Common Sorting and Searching Algorithms
Posted on May 2, 2024 in Computers
LINEAR SEARCH
Algorithm
- Start
- Set count as zero, flag as zero, and position as zero
- Read the limit
- Read the elements
- Loop through the elements (i < n)
- Read the elements
- End of loop
- Print the elements
- Print “Enter the key element”
- Read the key element
- Loop through the elements (i < n)
- If (a[i] == key)
- Set flag = 1
- Set position = i + 1
- Increment count
- Print “Key found at position”
- If (flag == 1)
- Print “Key found, number of times”
- Else
- Print “Element not found”
- Stop
BINARY SEARCH
Algorithm
- Start
- Read the array size
- Read the array elements
- Loop (i < n)
- Read the array elements
- Loop ends
- Loop (i < n)
- Loop (j < n-1)
- If (a[i] > a[j+1])
- Set temp as a[i]
- Set a[i] as a[j+1]
- Set a[j+1] as temp
- Loop ends
- Loop ends
- Print sorted array
- Set begin as zero
- Set end as n
- Print “Enter the key”
- Read key
- Loop (begin < end)
- Set mid as (begin+end)/2
- If (a[mid]==key)
- Print “Element key found at position mid”
- If (key > a[mid])
- Set begin as mid + 1
- Else
- Set end as mid – 1
- If (begin <= end)
- Print “Not found”
- Stop
STACK USING ARRAY
Algorithm
- Start
- Set top to -1
- Print size of stack
- If (push)
- If (top == size – 1)
- Print overflow
- Else
- Decrement top
- Read one element
- Set stack[top] to element
- If (pop)
- If (top == -1)
- Print underflow
- Else
- Set item to stack[top]
- Set top to top – 1
- If (display)
- Set i as top
- Loop (i >= 0)
- Print stack[i]
- Decrement i
- End loop
- Stop
QUEUE USING ARRAY
Algorithm
- Start
- Set front and rear to -1
- Read size of queue
- If (insertion)
- If (rear == size – 1)
- Print overflow
- Else
- Print enter the element
- Read the element
- If (front == -1 & rear == -1)
- Set front = 0
- Increment rear
- Read element to queue[rear]
- If (deletion)
- If (front == -1)
- Print underflow
- Else
- Print deleted element is queue[front]
- If (front == rear)
- Set front and rear as -1
- Else
- Increment front
- If (display)
- If (front & rear are -1)
- Print underflow
- Else
- Set i as zero
- Loop while (i < rear)
- Print queue[i]
- Increment i
- End loop
- End
INSERTION SORT
Algorithm
- Start
- Read the array size
- Read the elements
- Loop (i < n)
- Read array elements
- Loop ends
- Set i to 1
- Loop (i < n)
- Set temp as a[i]
- Set j as i – 1
- Loop (a[i] > temp & j >= 0)
- Set a[j + 1] = a[j]
- Decrement j
- End loop
- Set a[j + 1] as temp
- End loop
- Loop (i < n)
- Print the sorted array
- Loop ends
- Stop
SELECTION SORT
Algorithm
- Start
- Read the size of the array
- Read the elements
- Set i to 0
- Loop(i<n)
- Read elements
- Increment i
- Loop ends
- Loop (i<n)
- Set j=i+1
- Loop (j<n)
- If(a[j]>a[i])
- Set temp=a[i]
- Set a[i]=a[j]
- Set a[j]=temp
- Loop ends
- Loop ends
- Loop (i<n)
- Print the sorted array
- Loop ends
- Stop
Quick Sort
Algorithm
- Start
- Define the quicksort function: quicksort(arr, low, high)
- If (low < high)
- Call partition function to get the pivot index: pivot_index = partition(arr, low, high)

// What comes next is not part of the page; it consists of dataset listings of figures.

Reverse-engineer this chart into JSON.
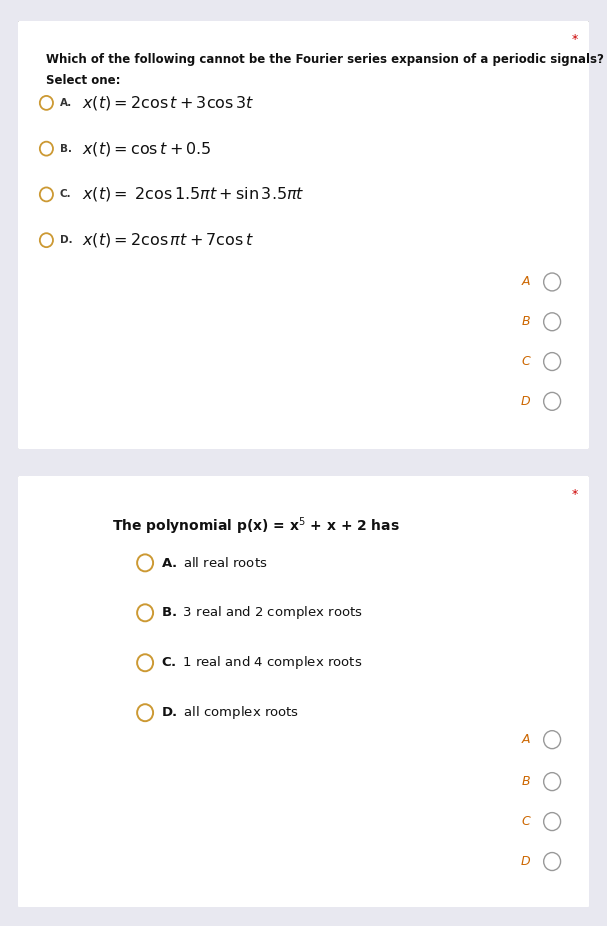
{
  "bg_color": "#e8e8f0",
  "panel_bg": "#ffffff",
  "panel_border": "#cccccc",
  "star_color": "#cc0000",
  "q1": {
    "question_line1": "Which of the following cannot be the Fourier series expansion of a periodic signals?",
    "question_line2": "Select one:",
    "options": [
      {
        "label": "A.",
        "math": "$x(t) = 2\\cos t + 3\\cos 3t$"
      },
      {
        "label": "B.",
        "math": "$x(t) = \\cos t + 0.5$"
      },
      {
        "label": "C.",
        "math": "$x(t) =\\;  2\\cos 1.5\\pi t + \\sin 3.5\\pi t$"
      },
      {
        "label": "D.",
        "math": "$x(t) = 2\\cos \\pi t + 7\\cos t$"
      }
    ],
    "answer_labels": [
      "A",
      "B",
      "C",
      "D"
    ],
    "circle_color": "#cc9933",
    "answer_label_color": "#cc6600",
    "answer_circle_color": "#999999"
  },
  "q2": {
    "question": "The polynomial p(x) = x$^5$ + x + 2 has",
    "options": [
      {
        "label": "A.",
        "text": "all real roots"
      },
      {
        "label": "B.",
        "text": "3 real and 2 complex roots"
      },
      {
        "label": "C.",
        "text": "1 real and 4 complex roots"
      },
      {
        "label": "D.",
        "text": "all complex roots"
      }
    ],
    "answer_labels": [
      "A",
      "B",
      "C",
      "D"
    ],
    "circle_color": "#cc9933",
    "answer_label_color": "#cc6600",
    "answer_circle_color": "#999999"
  }
}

- Recursively call quicksort on the left sub-array: quicksort(arr, low, pivot_index – 1)
- Recursively call quicksort on the right sub- array: quicksort(arr, pivot_index + 1, high)
- Define the partition function: partition(arr, low, high)
- Choose a pivot element, for example, the last element: pivot = arr[high]
- Initialize i as low – 1
- Loop from j = low to j < high
- If arr[j] is less than or equal to pivot
- Increment i and swap arr[i] with arr[j]
- Swap arr[i + 1] with arr[high] (or the pivot)
- Return i + 1 as the pivot index
- End
BUBBLE SORT
Algorithm
- Start
- Read the size of the array
- Read the elements
- Loop (i < n)
- Read the elements
- Loop ends
- Loop (i < n)
- Loop (j < n-1)
- If (a[i] > a[j+1])
- Set temp as a[i]
- Set a[j] as a[j+1]
- Set a[j+1] as temp
- If ends
- Loop ends
- Loop ends
- Print sorted array
- Loop (i < n)
- Print array
- Loop ends
- Stop